Native charm vs proxy charm
Native: Juju charm used for those NFs that are able to run charms inside, e.g. cloud-like VNFs. NF interaction happens directly from the orchestrator
Proxy: Juju charm used for those NFs that do not support running charms inside, e.g. PNFs. Proxy charm uses the appropriate configuration protocol to interact with the NF and run the desired actions from the primitive

Operation phase

Once the NSI has been successfully commissioned, the NSI becomes a relevant object for further operation actions. Unlike 3GPP view, operation phase in OSM includes deactivation/activation (e.g. pausing/resuming) as part of the set of modification operations that can be triggered at run-time, depending on the outcomes resulting from the supervision and reporting activities carried out over the NSI throughout its lifetime.
Examples of basic supervising and reporting activities that the NOP can conduct over the NSI are allowed through the following operations, all exposed in the network slice lifecycle management interface:

  • nsi-list: list of all operative NSIs
  • nsi-op-list: show the history of operations that has been triggered over the NSI since its creation.
  • nsi-op-list: shows the information of the operation over a NSI
  • nsi-show: shows the record of the NSI
    Other more sophisticated activities can be performed, assisted by the MON module, or by the Bugzilla
    Depending on the information received from these supervision and reporting activities, the running NSI might need to be modified, in order to keep it in the desired state.
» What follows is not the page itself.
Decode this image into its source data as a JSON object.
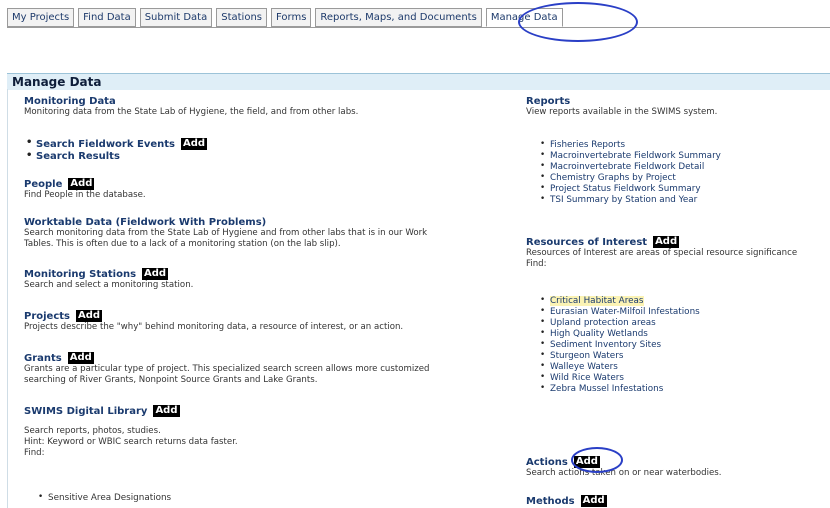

For this end, the NOP can trigger a wide variety of day-2 operations over that NSI. These API-driven operations are quite aligned with the specificities indicated by the CSC in the VINNI-SD, and can fall into one of these categories:
  • Operations at the virtualized resource level: includes operations that has a direct impact on the virtualized resources supporting the NSI. Examples of these operations include scaling operations (e.g. subjected to upper and lower thresholds), creation and deletion of performance measurement jobs, subscribe and notify operations for performance metrics and fault alarms, instantiation and termination of testing components to complete test campaigns, etc. Depending on the service exposure level selected by CSC , these operations can be performed at different abstraction levels, e.g. ranging from NSI level to VNF instance levels.
  • Operations at the application level: includes operations that are relevant only for the specific functionality that the NSI offers. Examples of these operations include the addition, modification and deletion of new subscribers, changes in security parameters, changes in routing across the service chain, etc. Those actions need to be enumerated and codified in the constituent NFV-NS Packages the NST refers to and are exposed by the API as primary actions available in that given NSI.

Decommissioning phase

As any other (on-demand) instance of a manageable entity, it is possible to decommission an NSI. This decommissioning means removing all the dedicated components and releasing their underlying resources, but not the shared and dependent components. For those components, they need to be re-configured and their resources should be adjusted accordingly. To illustrate this scenario, consider the case where a NSSI from the NSI that needs to be decommissioned was deployed using a running NFV-NS instance (e.g. a NFV-NS instance also serving other NSSI from another NSI). In such a case, where the NSSI from the NSI to be decommissioned is removed, the NFV-NS instance cannot be removed. Otherwise, the other running NSSI will be affected. To avoid this, when removing the required NSSI, the NFV-NS instance will be re-configured (e.g. disassociated from the removed NSSI) and scale-in accordingly.
As seen again, the lifecycle management of NSSI and NFV-instances, although dependent, are separate.
For the decommissioning phase, Spanish and Greek NOPs may invoke the nsi-delete operation through the network slice LCM interface.